Paper rights, such as those enshrined in the Human Rights Act, and those in which Jean-Paul Costa put their faith are of no use at all. The French Revolutionary Terror which led to the deaths of so many, came just a short time after the "Declaration of the Rights of Man and the Citizen" was proclaimed.
Similarly the Soviet Constitution of 1936 guarantees freedom of speech, freedom of the press, freedom of assembly, freedom of religion and freedom to hold demonstrations, although this was of little used to those massacred by Stalin for trying to exercise those rights. The current constitution of North Korea has similar rights guaranteed.
Such useless and deceitful documents are not worth comparing with the real liberty which developed, not without struggle, in this country, so why bind ourselves to systems which were designed for a continent recovering from tyranny?
Unlike some in the Labour Party, Menzies Campbell appeared to realise that he would look foolish if he suggested pulling out of the European Convention of Human Rights would lead to a new dark age in Britain. Instead he chose to look foolish in a different way by saying that the fact that Britain is signed up to the ECHR encourages other less tolerant nations to do the same. It would for example prevent discriminatory laws being passed against Latvian homosexuals, he said.
Let us leave aside the dubious proposition that a democratically elected Parliament should be overruled by activist judges if only to protect Latvian homosexuals (of whom there are no doubt a vast number in need of saving). Does Sir Menzies really think that the Latvian government's policy on homosexuals hinges on whether Britain is part of the European Court of Human Rights?

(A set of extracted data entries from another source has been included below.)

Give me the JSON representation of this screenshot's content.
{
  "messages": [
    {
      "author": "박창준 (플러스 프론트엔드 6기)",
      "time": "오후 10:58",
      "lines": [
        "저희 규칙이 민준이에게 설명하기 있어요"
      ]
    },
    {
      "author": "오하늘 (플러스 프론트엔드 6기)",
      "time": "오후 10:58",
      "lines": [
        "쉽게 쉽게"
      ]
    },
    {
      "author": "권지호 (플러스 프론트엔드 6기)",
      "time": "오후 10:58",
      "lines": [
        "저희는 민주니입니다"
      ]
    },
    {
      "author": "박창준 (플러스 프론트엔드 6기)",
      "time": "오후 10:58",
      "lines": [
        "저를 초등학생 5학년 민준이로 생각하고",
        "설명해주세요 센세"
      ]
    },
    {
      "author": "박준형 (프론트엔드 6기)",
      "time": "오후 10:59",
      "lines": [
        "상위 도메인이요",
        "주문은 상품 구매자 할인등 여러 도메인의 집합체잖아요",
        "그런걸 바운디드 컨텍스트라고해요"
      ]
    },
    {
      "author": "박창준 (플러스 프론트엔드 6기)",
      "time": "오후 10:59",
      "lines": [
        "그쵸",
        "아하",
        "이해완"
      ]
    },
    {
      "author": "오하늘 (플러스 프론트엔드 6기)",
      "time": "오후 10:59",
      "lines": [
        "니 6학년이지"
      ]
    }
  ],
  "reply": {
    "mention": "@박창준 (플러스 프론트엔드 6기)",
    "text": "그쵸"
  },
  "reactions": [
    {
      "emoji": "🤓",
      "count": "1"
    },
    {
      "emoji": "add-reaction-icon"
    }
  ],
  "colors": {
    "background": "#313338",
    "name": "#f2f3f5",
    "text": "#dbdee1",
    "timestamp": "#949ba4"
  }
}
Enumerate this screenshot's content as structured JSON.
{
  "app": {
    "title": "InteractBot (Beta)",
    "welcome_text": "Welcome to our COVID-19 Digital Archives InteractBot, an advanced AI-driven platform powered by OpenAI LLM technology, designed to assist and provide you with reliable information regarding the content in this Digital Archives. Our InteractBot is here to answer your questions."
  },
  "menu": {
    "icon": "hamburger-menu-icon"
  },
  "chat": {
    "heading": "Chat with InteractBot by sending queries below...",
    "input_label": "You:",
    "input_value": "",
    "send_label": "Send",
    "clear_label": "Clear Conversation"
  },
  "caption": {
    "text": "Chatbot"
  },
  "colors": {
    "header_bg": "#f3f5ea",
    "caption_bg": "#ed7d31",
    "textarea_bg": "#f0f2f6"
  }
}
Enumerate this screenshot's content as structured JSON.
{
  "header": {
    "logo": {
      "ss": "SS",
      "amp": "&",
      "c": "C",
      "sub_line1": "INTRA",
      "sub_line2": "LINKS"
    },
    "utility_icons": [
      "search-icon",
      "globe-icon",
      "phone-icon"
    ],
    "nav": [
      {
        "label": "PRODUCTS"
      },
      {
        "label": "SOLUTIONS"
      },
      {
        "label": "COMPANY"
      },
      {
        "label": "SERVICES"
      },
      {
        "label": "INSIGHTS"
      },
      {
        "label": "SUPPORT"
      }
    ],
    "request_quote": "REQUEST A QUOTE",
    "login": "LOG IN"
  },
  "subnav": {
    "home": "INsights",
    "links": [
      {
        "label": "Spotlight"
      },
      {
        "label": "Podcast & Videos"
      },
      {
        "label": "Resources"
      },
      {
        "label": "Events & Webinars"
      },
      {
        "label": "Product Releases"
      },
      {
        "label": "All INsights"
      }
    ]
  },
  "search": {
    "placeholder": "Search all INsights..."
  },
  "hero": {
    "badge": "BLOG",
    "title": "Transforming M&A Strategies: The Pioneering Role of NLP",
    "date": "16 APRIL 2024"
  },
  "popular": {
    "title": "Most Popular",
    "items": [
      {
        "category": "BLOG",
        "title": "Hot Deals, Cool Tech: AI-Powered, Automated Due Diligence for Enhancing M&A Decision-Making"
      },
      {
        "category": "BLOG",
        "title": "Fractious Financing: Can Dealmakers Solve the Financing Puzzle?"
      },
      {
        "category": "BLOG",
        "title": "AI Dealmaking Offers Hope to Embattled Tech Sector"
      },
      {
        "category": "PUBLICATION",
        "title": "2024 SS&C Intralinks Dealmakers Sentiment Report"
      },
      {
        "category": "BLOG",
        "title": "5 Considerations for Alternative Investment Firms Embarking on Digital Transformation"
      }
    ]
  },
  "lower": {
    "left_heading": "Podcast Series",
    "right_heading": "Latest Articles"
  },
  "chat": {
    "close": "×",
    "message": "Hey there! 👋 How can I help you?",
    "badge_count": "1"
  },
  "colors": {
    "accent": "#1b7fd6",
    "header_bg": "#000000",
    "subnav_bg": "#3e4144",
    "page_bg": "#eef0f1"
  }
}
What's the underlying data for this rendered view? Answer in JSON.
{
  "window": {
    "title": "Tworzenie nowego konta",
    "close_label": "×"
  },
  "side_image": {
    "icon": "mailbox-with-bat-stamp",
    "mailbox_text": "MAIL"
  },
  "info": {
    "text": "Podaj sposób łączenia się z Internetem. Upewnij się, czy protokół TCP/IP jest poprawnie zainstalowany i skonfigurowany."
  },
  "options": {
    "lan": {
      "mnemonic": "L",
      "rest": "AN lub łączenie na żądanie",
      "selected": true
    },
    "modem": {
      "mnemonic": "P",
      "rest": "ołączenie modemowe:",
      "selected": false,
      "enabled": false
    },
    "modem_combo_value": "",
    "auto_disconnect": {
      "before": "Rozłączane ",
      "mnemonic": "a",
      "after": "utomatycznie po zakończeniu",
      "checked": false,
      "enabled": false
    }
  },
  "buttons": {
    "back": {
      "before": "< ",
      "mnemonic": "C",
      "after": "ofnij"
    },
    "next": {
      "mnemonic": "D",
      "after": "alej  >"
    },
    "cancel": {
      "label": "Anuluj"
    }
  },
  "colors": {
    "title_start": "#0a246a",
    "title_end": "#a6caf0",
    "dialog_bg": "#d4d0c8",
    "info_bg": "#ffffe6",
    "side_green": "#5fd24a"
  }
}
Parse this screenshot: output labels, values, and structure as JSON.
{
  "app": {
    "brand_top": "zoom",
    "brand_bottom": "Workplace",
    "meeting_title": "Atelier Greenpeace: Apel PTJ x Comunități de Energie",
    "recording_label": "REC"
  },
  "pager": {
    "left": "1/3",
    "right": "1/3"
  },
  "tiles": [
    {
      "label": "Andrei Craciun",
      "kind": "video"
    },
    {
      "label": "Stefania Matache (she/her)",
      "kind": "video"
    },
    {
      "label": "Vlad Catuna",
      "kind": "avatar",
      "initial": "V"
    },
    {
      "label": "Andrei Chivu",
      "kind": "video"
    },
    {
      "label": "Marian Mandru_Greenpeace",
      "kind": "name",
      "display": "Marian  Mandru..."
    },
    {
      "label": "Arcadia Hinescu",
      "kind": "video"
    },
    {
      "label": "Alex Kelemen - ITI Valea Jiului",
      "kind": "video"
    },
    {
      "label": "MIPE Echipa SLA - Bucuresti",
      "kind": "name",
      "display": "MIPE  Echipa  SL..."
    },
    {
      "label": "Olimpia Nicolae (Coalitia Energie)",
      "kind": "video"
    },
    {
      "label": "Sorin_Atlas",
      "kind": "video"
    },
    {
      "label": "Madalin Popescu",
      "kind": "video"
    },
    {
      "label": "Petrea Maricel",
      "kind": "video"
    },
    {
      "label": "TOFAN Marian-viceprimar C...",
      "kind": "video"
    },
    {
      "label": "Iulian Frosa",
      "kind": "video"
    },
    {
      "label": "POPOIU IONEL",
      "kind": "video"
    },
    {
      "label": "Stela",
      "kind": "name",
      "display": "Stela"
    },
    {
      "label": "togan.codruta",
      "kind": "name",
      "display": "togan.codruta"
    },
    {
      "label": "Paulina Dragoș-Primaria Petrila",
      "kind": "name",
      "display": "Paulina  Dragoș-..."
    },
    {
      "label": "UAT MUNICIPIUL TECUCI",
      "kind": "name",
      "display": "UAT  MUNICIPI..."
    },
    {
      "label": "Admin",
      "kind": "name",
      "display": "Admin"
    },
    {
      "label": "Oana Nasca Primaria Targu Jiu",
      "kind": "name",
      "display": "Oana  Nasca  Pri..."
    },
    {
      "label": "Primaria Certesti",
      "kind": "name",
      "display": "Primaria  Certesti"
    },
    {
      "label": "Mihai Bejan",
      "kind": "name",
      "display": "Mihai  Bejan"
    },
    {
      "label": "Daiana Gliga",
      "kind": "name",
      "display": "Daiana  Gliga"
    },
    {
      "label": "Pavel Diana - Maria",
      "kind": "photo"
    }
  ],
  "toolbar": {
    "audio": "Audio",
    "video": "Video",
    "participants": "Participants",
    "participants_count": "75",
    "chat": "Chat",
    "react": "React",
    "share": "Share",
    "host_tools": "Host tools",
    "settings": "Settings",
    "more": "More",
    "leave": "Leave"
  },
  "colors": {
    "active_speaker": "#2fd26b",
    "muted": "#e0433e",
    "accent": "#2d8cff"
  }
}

For real human rights to exist noble sounding documents are irrelevant, but a culture of democracy, liberty, the rule of law and above all the belief that rights are innate rather than conceded to us by the state, must be present.
If Europe, or parts of it, still lack these things then perhaps the ECHR is for them, but we certainly do not need it here and the more the European Court asserts itself as though we do, the more likely it is to be resented and rejected by the British people.